Yasonna mengatakan, penjelasan mengenai penghapusan red notice Djoko Tjandra telah disampaikan oleh Dirjen dan Sesditjen Imigrasi Kemkumham kepada penyidik Bareskrim Polri dan Kejaksaan Agung.

“Dirjen imigrasi dan Sesditjend (mantan Dirwasdakim) sudah memberi keterangan dan penjelasan tentang hal tersebut di Bareskrim dan Kejaksaan Agung,” katanya.

Yasonna memastikan mekanisme penghapusan red notice dilakukan berdasarkan permintaan aparat penegak hukum.
“Kalau APH minta cekal, kita cekal, kalau minta hapus kita hapus. Itu ketentuan hukumnya,” katanya.

Diketahui, saat membacakan nota pembelaan atau pleidoi sebagai terdakwa perkara dugaan suap pengurusan penghapusan nama Djoko Tjandra dari daftar red notice di Pengadilan Tipikor Jakarta, Senin (22/2/2021), Napoleon mengklaim tidak memiliki kewenangan untuk menghapus nama Djoko Tjandra dari DPO yang dicatatkan di Direktorat Jenderal Imigrasi. Napoleon pun menunjuk Menkumham, Yasonna H. Laoly dan Dirjen Imigrasi Kemkumham, Jhoni Ginting sebagai pihak yang berwenang melakukan hal tersebut.

“Penghapusan nama Djoko Soegiarto Tjandra dalam sistem ECS (Enhanced Cekal System) adalah kewenangan Menkumham RI atau Dirjen Imigrasi. Sehingga bukan tanggung jawab Terdakwa (Napoleon) karena memang Terdakwa tidak memiliki kewenangan itu,” kata Napoleon.

Untuk itu, Napoleon mengklaim tanggung jawab atas hapusnya nama Djoko Tjandra dari DPO tidak dapat dilimpahkan kepada dirinya selaku Kadiv Hubinter maupun NCB Interpol Polri.

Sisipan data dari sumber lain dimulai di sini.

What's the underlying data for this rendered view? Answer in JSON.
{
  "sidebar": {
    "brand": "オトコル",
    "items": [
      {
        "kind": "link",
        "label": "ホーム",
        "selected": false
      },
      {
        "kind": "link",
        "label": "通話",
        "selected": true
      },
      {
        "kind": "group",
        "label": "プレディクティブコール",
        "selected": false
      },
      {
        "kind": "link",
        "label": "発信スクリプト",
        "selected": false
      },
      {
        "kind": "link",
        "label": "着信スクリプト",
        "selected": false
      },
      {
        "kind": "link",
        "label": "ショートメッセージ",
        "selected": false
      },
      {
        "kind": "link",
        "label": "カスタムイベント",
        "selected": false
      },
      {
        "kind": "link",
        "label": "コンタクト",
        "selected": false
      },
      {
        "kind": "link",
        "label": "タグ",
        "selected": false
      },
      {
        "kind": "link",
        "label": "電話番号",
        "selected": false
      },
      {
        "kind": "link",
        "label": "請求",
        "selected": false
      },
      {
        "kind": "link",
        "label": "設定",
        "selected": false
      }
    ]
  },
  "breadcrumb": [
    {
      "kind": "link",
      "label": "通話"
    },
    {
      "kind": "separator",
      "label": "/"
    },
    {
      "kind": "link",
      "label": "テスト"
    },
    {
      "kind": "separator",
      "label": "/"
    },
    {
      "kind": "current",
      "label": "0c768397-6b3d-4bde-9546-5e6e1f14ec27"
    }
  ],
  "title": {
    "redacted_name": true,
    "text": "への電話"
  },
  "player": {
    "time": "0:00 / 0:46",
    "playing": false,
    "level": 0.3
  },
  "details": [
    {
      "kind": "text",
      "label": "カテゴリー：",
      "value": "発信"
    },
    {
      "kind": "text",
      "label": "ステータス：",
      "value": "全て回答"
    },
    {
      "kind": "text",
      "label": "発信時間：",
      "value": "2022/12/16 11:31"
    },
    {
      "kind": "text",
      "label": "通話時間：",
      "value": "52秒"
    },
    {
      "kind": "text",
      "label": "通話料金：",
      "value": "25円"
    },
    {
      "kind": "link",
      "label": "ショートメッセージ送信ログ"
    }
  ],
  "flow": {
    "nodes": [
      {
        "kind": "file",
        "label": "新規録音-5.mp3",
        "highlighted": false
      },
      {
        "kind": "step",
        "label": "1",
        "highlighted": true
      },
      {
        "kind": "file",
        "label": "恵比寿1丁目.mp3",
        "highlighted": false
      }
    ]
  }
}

Meskipun, dalam surat tuntutan Jaksa disebutkan Napoleon memerintahkan anak buahnya membuat tiga surat kepada Ditjen Imigrasi terkait penghapusan nama Djoko Tjandra dari sistem Enhanced Cekal System pada Sistem Informasi Keimigrasian (SIMKIM).

“Tanggung jawab itu tidak bisa dilimpahkan kepada Divhubinter atau NCB Interpol Indonesia berdasarkan tiga surat NCB Interpol Indonesia tersebut,” katanya.

Diberitakan, Jaksa Penuntut Umum menuntut agar Majelis Hakim Pengadilan Tipikor Jakarta menjatuhkan hukuman 3 tahun pidana penjara dan denda Rp 100 juta subsider 6 bulan kurungan terhadap mantan Kepala Divisi Hubungan Internasional (Kadiv Hubinter) Polri, Irjen Napoleon Bonaparte. Jaksa meyakini jenderal bintang dua itu terbukti secara sah dan meyakinkan bersalah telah menerima suap dari terpidana perkara korupsi cessieBank Bali Djoko Tjandra. Suap melalui perantara pengusaha Tommy Sumardi itu diterima Napoleon untuk membantu proses penghapusan nama Djoko Tjandra dari Daftar Pencarian Orang (DPO) yang dicatatkan di Direktorat Jenderal Imigrasi.